Which certificate is suitable for the mail server?

E

Eastar2017-08-17 16:00:02

postfix

Eastar, 2017-08-17 16:00:02

I received an SSL certificate for my domain from a registrar. Will it work for postfix and dovecot? Or should it be released for the mail.example.com subdomain? If it does, what will email clients say to my users when I replace the self-signed certificate with the registrar's certificate? Or will it go unnoticed by them?

Reply

Answer the question

In order to leave comments, you need to log in

2 answer(s)

A

akelsey, 2017-08-17
@East_Star

In fact, you can use any certificate, because. The decision to accept this certificate or not lies with the client server. It is logical to assume that the client (connecting) server expects in the SAN certificate to see the allowed hostname to which it connects, so if it connects to mail.example.com, it would be logical that this name be present in the certificate.
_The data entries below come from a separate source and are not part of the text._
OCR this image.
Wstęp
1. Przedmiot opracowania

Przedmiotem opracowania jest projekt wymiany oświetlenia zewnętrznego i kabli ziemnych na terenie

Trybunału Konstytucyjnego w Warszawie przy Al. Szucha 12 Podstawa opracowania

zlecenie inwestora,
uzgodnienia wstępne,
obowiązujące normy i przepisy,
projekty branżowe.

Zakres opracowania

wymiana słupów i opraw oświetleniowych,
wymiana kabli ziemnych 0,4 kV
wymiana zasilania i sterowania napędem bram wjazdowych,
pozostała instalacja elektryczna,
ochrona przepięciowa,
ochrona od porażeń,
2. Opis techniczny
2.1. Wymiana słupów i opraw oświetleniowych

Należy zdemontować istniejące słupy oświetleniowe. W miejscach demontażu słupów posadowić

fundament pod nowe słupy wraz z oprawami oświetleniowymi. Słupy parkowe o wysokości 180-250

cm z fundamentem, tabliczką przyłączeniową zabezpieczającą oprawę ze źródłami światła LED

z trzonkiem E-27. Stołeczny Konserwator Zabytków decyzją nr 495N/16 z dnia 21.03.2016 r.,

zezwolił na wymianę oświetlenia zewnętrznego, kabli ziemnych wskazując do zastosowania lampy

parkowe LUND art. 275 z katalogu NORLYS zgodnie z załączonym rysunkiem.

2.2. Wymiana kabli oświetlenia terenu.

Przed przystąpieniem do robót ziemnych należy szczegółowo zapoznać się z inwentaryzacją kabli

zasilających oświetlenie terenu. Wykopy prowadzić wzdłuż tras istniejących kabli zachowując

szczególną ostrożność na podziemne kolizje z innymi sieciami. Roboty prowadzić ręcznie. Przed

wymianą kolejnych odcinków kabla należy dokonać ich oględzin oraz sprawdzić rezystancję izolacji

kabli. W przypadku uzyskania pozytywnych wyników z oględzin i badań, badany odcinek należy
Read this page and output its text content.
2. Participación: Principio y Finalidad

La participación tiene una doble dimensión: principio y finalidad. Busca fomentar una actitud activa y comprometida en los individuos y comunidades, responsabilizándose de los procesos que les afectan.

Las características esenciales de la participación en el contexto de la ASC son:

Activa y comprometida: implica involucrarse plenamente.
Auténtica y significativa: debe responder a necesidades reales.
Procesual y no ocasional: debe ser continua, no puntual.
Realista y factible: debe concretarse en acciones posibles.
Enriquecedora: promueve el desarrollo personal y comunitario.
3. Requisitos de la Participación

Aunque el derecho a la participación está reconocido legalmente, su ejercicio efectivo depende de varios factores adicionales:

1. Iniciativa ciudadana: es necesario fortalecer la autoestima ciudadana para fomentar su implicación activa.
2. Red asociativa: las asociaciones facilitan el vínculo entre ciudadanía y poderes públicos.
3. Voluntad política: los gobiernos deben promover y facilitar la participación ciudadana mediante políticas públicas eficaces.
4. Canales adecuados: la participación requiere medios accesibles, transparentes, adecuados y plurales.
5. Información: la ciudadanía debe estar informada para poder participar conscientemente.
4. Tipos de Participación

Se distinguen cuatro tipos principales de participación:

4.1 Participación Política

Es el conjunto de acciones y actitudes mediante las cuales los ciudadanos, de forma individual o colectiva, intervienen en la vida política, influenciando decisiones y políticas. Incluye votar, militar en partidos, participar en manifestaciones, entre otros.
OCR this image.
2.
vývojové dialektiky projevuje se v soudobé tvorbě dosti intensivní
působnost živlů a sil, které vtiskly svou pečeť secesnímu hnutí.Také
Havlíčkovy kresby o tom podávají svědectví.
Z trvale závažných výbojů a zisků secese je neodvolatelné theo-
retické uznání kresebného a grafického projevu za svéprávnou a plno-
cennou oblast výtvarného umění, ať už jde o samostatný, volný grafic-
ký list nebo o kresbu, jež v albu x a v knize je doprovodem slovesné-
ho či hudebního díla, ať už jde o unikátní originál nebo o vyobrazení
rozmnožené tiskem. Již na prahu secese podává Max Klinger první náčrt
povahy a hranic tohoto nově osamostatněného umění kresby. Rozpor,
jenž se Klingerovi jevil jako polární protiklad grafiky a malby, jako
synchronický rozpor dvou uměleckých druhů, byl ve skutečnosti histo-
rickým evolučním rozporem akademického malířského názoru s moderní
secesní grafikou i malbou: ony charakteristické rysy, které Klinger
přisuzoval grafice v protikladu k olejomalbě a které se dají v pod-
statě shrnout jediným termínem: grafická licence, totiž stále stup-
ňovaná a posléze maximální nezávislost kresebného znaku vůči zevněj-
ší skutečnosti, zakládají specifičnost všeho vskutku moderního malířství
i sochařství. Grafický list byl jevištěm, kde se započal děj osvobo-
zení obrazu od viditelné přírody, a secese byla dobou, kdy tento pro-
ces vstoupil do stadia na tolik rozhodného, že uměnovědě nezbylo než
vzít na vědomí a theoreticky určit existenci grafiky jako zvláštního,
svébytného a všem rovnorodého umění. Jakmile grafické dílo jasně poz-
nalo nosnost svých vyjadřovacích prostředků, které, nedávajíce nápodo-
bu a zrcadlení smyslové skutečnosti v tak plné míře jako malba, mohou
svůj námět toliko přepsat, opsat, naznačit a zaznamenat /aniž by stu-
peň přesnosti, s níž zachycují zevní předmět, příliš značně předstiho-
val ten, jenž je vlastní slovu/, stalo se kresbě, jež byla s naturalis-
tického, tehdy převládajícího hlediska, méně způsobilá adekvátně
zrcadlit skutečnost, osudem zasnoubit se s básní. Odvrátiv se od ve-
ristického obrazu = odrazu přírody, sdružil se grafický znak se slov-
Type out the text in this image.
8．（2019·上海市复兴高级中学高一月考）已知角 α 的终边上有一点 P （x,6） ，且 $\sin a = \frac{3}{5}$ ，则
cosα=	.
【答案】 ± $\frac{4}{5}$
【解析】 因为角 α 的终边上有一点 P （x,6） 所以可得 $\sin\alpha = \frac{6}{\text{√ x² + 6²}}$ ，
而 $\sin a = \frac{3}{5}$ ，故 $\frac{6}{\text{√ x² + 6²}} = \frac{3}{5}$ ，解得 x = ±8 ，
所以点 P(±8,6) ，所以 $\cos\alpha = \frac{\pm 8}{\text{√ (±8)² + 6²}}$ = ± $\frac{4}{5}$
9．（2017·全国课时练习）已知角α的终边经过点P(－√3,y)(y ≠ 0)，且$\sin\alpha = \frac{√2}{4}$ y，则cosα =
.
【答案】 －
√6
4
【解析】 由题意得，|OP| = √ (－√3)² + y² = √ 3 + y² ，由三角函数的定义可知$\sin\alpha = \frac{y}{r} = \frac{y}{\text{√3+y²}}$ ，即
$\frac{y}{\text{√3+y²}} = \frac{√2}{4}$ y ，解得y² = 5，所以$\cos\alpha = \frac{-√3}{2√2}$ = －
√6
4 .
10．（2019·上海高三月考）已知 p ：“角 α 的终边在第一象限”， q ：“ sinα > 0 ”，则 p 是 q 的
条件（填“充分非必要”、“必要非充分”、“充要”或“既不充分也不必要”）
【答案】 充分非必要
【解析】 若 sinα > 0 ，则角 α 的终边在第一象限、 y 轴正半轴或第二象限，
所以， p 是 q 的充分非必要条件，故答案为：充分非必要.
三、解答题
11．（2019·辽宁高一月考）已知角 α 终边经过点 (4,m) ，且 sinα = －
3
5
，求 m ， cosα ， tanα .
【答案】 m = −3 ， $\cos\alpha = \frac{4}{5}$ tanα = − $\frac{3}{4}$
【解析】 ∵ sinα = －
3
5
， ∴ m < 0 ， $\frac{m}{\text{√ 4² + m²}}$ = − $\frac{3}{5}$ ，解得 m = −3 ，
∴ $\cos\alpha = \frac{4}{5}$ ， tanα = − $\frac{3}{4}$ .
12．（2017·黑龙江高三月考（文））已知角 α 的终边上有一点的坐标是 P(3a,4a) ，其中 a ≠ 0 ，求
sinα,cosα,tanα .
But even if it is not there, it is still the decision to install TLS or not for the connected side.
But from the point of view of common sense, self-signed but with the correct Subject / SAN seems to me more preferable than even purchased, but not containing the hostname of the mail server.
But in any case, it's up to you.

A

agniko, 2017-09-19
@agniko

When using a certificate from the registrar, you need to be ready to renew it in a year, already for money. I am currently using a certificate from LetsenCrypt.